だから少しだけと思い舌を少し彼女の口に差し込んだ。
彼女は、お返しとばかりに彼女の舌を俺の舌に絡めてきた。
暖かく濡れた舌それは力を抜けば柔らかく、細めれば固い。
彼女の舌が俺の舌に絡みつき俺の舌は彼女の舌に弄ばれた。
やはり俺の稚拙なテクでは全く彼女には敵わない。
早く充電が完了しないだろうか……
今日の夕飯に薬だという植物を少量入れると料理は面白い味になった。
不思議と感動する味だった。
ラミアも満足そうだった。
「色々な味が複雑に絡み合うとこんなにも料理をおいしいものと感じるのね。
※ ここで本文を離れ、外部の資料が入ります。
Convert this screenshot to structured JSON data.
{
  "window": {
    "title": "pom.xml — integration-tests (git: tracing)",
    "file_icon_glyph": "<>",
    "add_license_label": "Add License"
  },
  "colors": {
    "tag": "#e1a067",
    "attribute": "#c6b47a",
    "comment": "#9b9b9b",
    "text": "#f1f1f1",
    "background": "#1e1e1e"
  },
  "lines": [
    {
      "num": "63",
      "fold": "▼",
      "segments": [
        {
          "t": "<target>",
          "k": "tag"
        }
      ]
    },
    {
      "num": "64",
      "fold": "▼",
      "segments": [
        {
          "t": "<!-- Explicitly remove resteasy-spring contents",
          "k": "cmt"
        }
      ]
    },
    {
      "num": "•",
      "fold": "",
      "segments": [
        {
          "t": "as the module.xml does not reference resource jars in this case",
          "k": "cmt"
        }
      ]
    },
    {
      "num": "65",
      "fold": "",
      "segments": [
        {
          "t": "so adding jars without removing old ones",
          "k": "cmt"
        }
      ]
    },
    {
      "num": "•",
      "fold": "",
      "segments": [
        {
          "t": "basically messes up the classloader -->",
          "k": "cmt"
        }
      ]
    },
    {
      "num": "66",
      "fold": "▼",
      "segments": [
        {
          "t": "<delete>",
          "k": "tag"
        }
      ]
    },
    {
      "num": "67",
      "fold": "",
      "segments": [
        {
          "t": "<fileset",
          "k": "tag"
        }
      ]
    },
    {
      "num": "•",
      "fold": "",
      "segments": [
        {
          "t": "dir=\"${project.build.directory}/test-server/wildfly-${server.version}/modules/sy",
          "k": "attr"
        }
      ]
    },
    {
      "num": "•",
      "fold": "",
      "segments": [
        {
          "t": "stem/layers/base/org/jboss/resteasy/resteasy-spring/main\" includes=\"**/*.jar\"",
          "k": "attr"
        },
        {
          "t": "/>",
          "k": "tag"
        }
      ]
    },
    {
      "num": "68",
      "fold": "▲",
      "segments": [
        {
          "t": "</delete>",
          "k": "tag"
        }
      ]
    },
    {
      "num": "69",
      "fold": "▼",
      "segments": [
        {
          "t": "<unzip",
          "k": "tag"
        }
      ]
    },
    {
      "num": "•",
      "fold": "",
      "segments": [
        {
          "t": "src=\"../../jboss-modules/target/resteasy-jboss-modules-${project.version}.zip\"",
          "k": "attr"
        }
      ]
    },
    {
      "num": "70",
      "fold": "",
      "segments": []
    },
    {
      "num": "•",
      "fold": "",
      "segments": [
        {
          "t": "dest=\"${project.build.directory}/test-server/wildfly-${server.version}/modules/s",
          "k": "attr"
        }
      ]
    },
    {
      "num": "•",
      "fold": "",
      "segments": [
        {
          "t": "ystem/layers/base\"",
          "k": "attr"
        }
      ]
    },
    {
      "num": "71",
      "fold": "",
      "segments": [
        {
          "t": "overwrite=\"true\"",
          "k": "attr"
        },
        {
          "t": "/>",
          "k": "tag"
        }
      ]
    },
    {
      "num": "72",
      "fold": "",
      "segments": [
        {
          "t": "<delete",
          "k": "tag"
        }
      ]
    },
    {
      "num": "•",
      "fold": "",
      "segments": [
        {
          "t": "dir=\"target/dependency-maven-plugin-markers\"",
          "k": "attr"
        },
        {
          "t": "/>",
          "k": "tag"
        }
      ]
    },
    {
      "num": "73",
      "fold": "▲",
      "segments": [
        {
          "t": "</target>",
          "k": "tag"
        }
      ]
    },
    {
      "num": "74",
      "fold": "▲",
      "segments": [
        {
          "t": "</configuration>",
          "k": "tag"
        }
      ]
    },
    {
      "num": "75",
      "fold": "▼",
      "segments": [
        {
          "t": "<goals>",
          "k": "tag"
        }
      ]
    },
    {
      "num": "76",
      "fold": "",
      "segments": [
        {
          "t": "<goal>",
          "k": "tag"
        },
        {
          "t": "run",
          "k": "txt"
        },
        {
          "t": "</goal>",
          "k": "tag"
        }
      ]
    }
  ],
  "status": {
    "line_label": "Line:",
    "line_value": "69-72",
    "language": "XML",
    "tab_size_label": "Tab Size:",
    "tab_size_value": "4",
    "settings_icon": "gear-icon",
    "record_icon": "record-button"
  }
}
今まで考えたことも無かったわ、ほんとに不思議だわ」
夕食を終え、一休みしていた。
ラミアは傍で一緒に居た、こんなに幸せで良いのだろうか?
ブ~ッブ~ッ、いきなりスマホのバイブが震え始めた。
充電の術式もマクロ化出来ていた、よって並列実行されていたのだ。
意識しなくても並列実行されるので充電を続けており充電が終わったお知らせだった。
ラミアが不思議がって震えて音が出るものを見ていた。
「これ、なぁに?、なんでぶるぶるするの?、何か入っているの?」
充電した目的が目的だけに、少々後ろめたいが説明をする。
「スマホと言って便利なものだよ」
ラミアも始めて見るものに興味津々だった。
「
「色んな魔法が……」
言葉が詰まる、エロ動画見れますとは言い難いな。
「あっ、俺たちの世界の歌が聞けるんだよ」
ラミアは嬉しそうな顔になって「聞きたいわ」とねだって来た。
何とも可愛いその顔に負けた……エロ動画の負けだ。
早速ミュージック再生をする。
「知らない音階、そして知らない楽器の音が沢山する、これがジェイの世界の音楽」
ラミアは小さな機械から流れる音楽と歌に驚きながらもそれが気に入ったようだった。
何度も何度も聞いていた。
そしてその内、真似をして俺の世界の歌い出した。
この間の子守唄もそうだが本当に彼女は歌が上手い。
それはまるで、砂漠の中で俺のためだけに歌ってくれているようだった。
ラミアのお陰で俺は本当に幸せだった。